Saturday, November 19, 2005

Dogon Door

Kate and I pushed out the gate of Mac's Refuge, scattering the tall, elegantly-turbaned sword and blanket sellers in a cloud of Saharan dust. We stooped slightly under the weight of our backpacks, our CFA (Communaut Financiaire Africaine) notes hidden in pouches strapped around our waists. I had a Dogon carved door tied onto my orange backpack, which made maneuvering even more awkward.

My Dogon wooden door featured rows of carved crosses and a pair of very perky breast-like appendages. It wasn't a door that had really been used in a Dogon mud hut (many of the beautifully-designed doors had been removed from the doors and windows of the traditional huts and replaced with corrugated tin, since they could be sold to tourists for a decent sum), but I didn't care and in fact preferred that I was not removing yet one more original door. Also, the door had been carved by a Dogon person in a traditional style, and though it was carved specifically for tourists, I thought it stunning.

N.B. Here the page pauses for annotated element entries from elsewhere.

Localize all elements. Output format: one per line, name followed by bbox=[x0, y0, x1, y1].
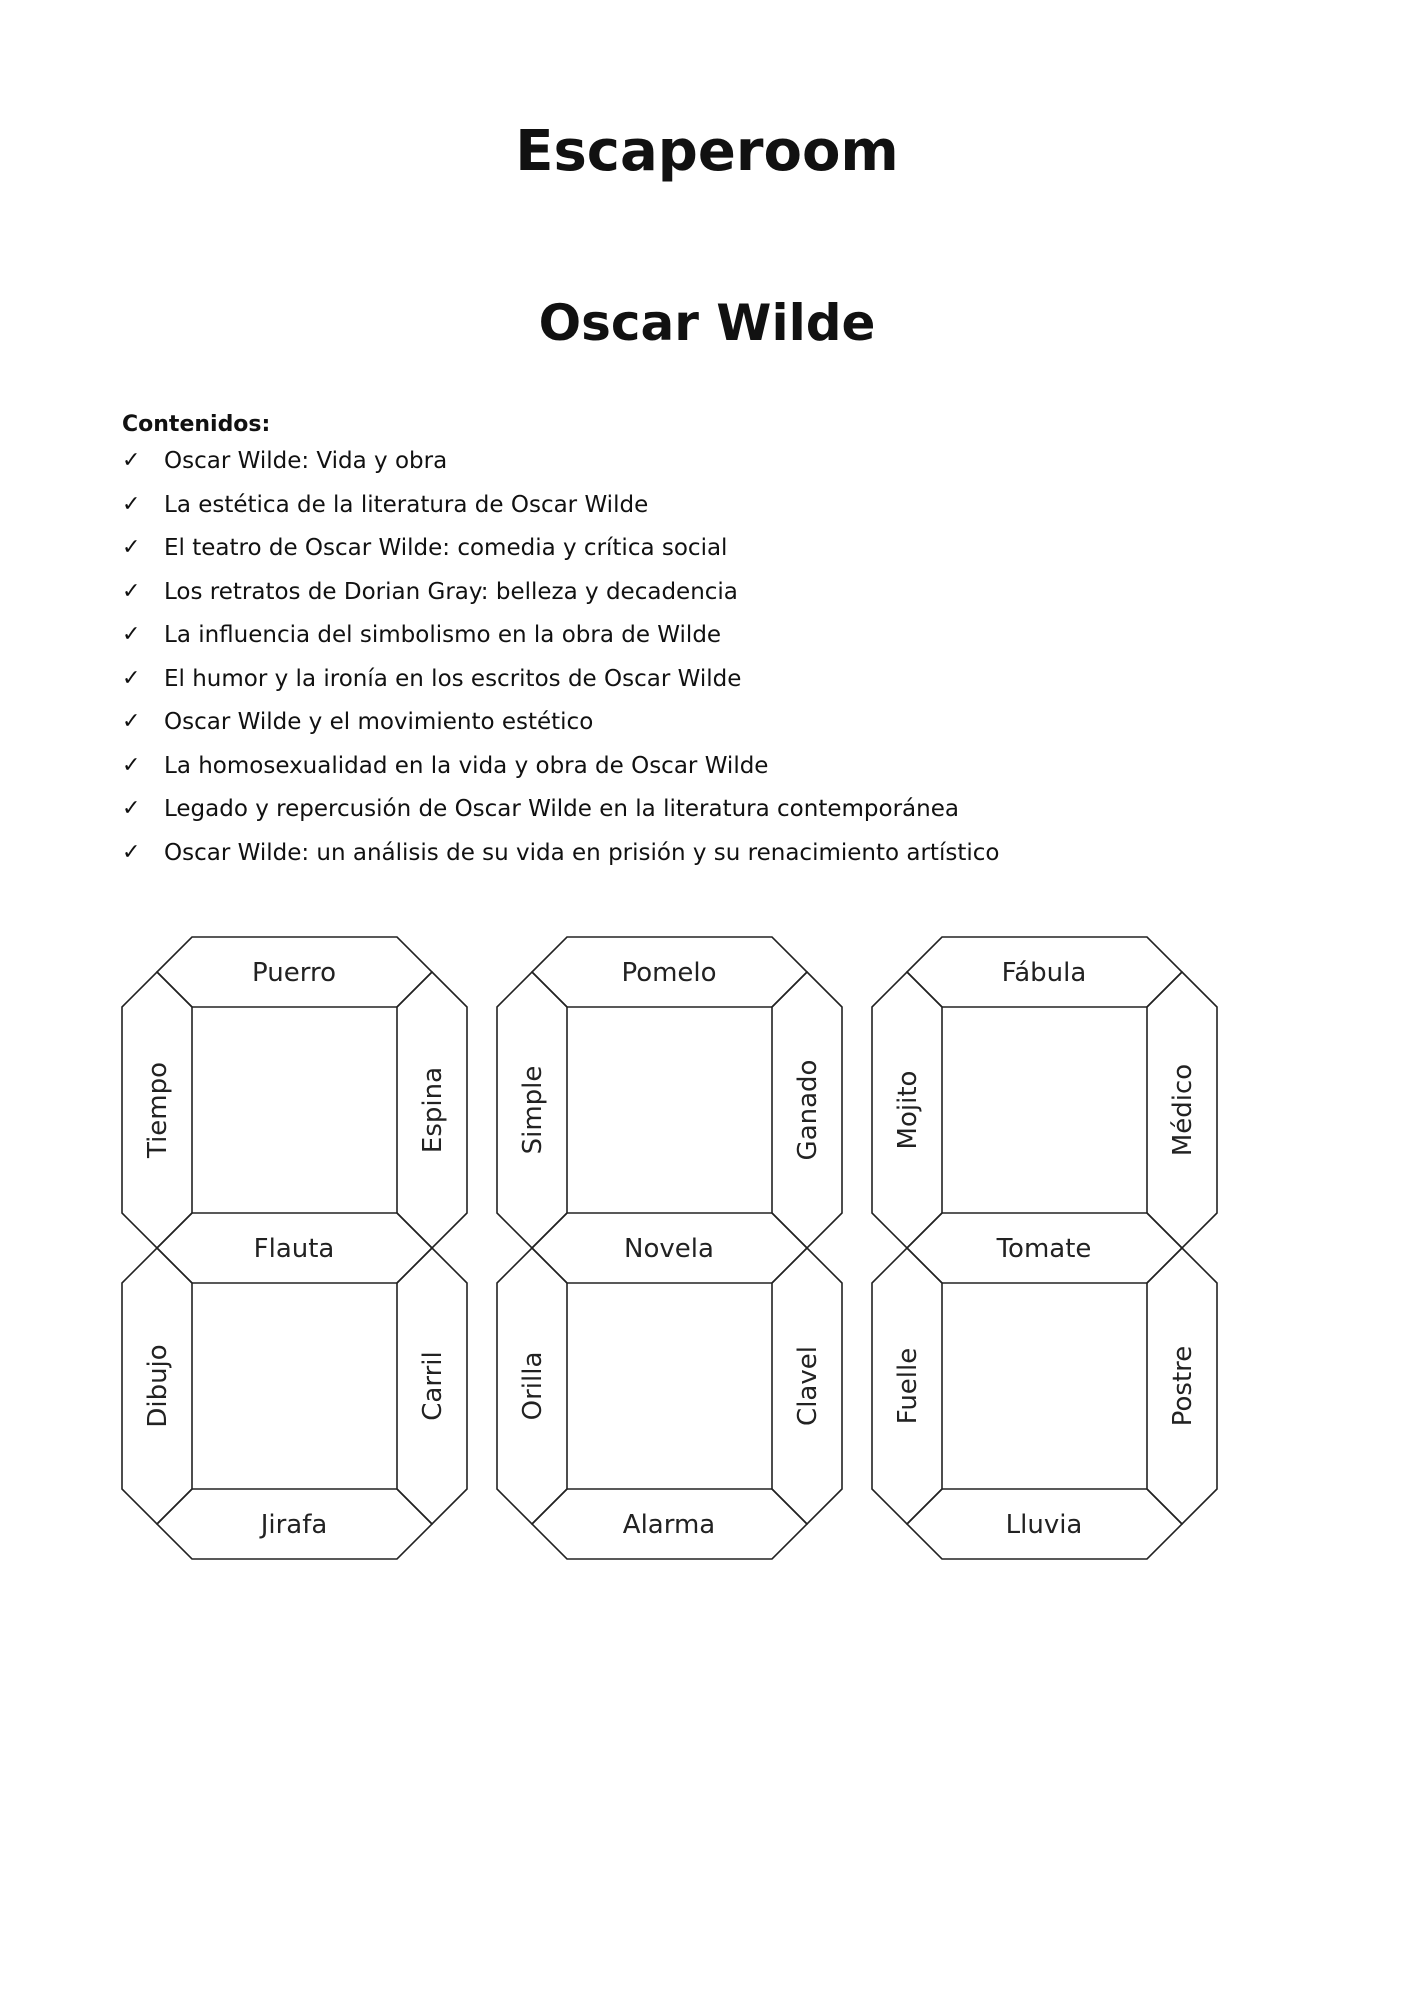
check-icon: ✓ bbox=[122, 622, 141, 647]
segment-lower-left-label: Fuelle bbox=[893, 1347, 923, 1425]
segment-top-label: Pomelo bbox=[621, 958, 717, 988]
segment-bottom-label: Lluvia bbox=[1005, 1510, 1083, 1540]
check-icon: ✓ bbox=[122, 578, 141, 604]
check-icon: ✓ bbox=[122, 796, 141, 821]
segment-middle-label: Novela bbox=[624, 1234, 714, 1264]
segment-lower-right-label: Clavel bbox=[793, 1346, 823, 1426]
page-title: Escaperoom bbox=[515, 119, 899, 184]
segment-lower-left-label: Dibujo bbox=[143, 1344, 173, 1428]
list-item-text: Oscar Wilde: un análisis de su vida en prisión y su renacimiento artístico bbox=[164, 839, 1000, 866]
puzzle-1 bbox=[122, 937, 467, 1559]
segment-lower-right-label: Postre bbox=[1168, 1345, 1198, 1427]
segment-lower-left-label: Orilla bbox=[518, 1351, 548, 1421]
list-item-text: La homosexualidad en la vida y obra de Oscar Wilde bbox=[164, 752, 769, 779]
list-item-text: El teatro de Oscar Wilde: comedia y crítica social bbox=[164, 535, 728, 561]
page-subtitle: Oscar Wilde bbox=[538, 294, 876, 352]
segment-top-label: Puerro bbox=[252, 958, 336, 988]
list-item-text: Oscar Wilde y el movimiento estético bbox=[164, 709, 594, 735]
segment-upper-right-label: Espina bbox=[418, 1066, 448, 1154]
list-item-text: La influencia del simbolismo en la obra de Wilde bbox=[164, 622, 722, 648]
segment-middle-label: Tomate bbox=[996, 1234, 1092, 1264]
segment-upper-right-label: Ganado bbox=[793, 1059, 823, 1161]
check-icon: ✓ bbox=[122, 752, 141, 778]
check-icon: ✓ bbox=[122, 491, 141, 517]
segment-upper-right-label: Médico bbox=[1168, 1063, 1198, 1157]
list-item-text: Oscar Wilde: Vida y obra bbox=[164, 448, 448, 474]
segment-bottom-label: Alarma bbox=[622, 1510, 716, 1540]
segment-bottom-label: Jirafa bbox=[260, 1510, 328, 1540]
segment-lower-right-label: Carril bbox=[418, 1351, 448, 1421]
contents-heading: Contenidos: bbox=[122, 412, 271, 437]
check-icon: ✓ bbox=[122, 839, 141, 865]
puzzle-3 bbox=[872, 937, 1217, 1559]
list-item-text: Los retratos de Dorian Gray: belleza y decadencia bbox=[164, 578, 738, 605]
check-icon: ✓ bbox=[122, 665, 141, 691]
segment-top-label: Fábula bbox=[1001, 958, 1087, 988]
check-icon: ✓ bbox=[122, 709, 141, 734]
check-icon: ✓ bbox=[122, 448, 141, 473]
list-item-text: La estética de la literatura de Oscar Wilde bbox=[164, 491, 649, 518]
list-item-text: Legado y repercusión de Oscar Wilde en la literatura contemporánea bbox=[164, 796, 959, 822]
segment-upper-left-label: Mojito bbox=[893, 1070, 923, 1150]
list-item-text: El humor y la ironía en los escritos de Oscar Wilde bbox=[164, 665, 742, 692]
segment-upper-left-label: Tiempo bbox=[143, 1061, 173, 1159]
segment-middle-label: Flauta bbox=[253, 1234, 335, 1264]
puzzle-2 bbox=[497, 937, 842, 1559]
check-icon: ✓ bbox=[122, 535, 141, 560]
segment-upper-left-label: Simple bbox=[518, 1065, 548, 1155]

I had carried this door over dusty tracks from mud village to mud village nestled in the Dogon escarpment, and past crowds of running, dust-and-snot-streaked, swollen-bellied kids. This door had slept on mud roofs in the cool of the Sahelian night, and awakened to bright sun and a view of a woman bent at a right angle sweeping a nearby roof after threshing millet. It climbed a ladder down to a hard-baked mud courtyard where breakfast fritters sizzled in oil. It strode past two boys herding goats and playing with a stick and old tire. It jiggled in a donkey cart led by a bearded old man who sung lengthy greetings to everyone he passed, asking how was their mother, and their father, and their children, and their sisters, and brothers, and their aunts and uncles. It had ridden in crowded lorries, crossed the Niger in a ferry on the way to Djenne.

My Dogon door had come this far with me, and I was determined to board a bush taxi to Gao with it, to bring it with me as far to the edge of the Sahara as I could go.

Thursday, November 17, 2005

The Road (or River, or Camel Track) to Timbuktu

We had wanted to go to Timbuktu, but we were going to Gao instead.

As a child in West Deal, New Jersey, I spent long days at the library, engrossed in all kinds of books, and just reading the word "Timbuktu" was evocative of the furthest place one could travel. It sounded good too, when I spoke it aloud, even though the library was a place where one was supposed to be quiet. I had no idea of Timbuktu's historical reality, let alone its current sociopolitical manifestation, or even where it was exactly. I did have an idea that it was an ancient desert crossroads, where camels and turbaned traders swirled in a cacophony of exchange.

In Mopti, I gazed at laborers unloading huge slabs of Timbuktu salt off pinasses moored on the Niger River. That was when I realized that Timbuktu was a real place, just a journey down the river from where I was standing. A tall, gentle Tuareg nomad named Mahmoud followed Kate and me around on the muddy streets. He wore an indigo turban wrapped around his head, and a long white robe. Mahmoud sold me a large silver pendant with hand-carved initials in the back. He kept fingering a very long, sharp, and beautifully-carved sword that seemed incongruous with his shy smile.

Mahmoud told us that he came to Mopti to sell goods, but he spent six months of the year in the desert near Timbuktu. A thrill went down my spine at the very mention of that once-far-away place. Of course, I had to go there.

I still have to.

The ride down the Niger sleeping on rice sacks sounded amazing, but today's Timbuktu, we heard, was a few mud mosques and sandy streets, no more a place where ivory, slaves, and gold traded hands. The population was now around ten thousand, not one hundred thousand scholars and merchants who lived there before the European sea trade diminished the Saharan trade routes. Timbuktu was at least a four-day boat trip down the Niger, and to see the Sahara of rolling dunes, mirages, and oases would be a few more days of camel trek.

It was all too desert-slow. We couldn't search for the last remaining tribe of desert elephants in Gao and also visit Timbuktu, this time.

I had to be back in Accra soon for my flight to New York. I had already extended my leave-of-absence from my job to travel in Mali and felt I couldn't extend it again. Timbuktu, ancient crossroads of the Sahara, where goods and ideas were exchanged between Europe, Africa, and the Middle East, remained the remotest of places.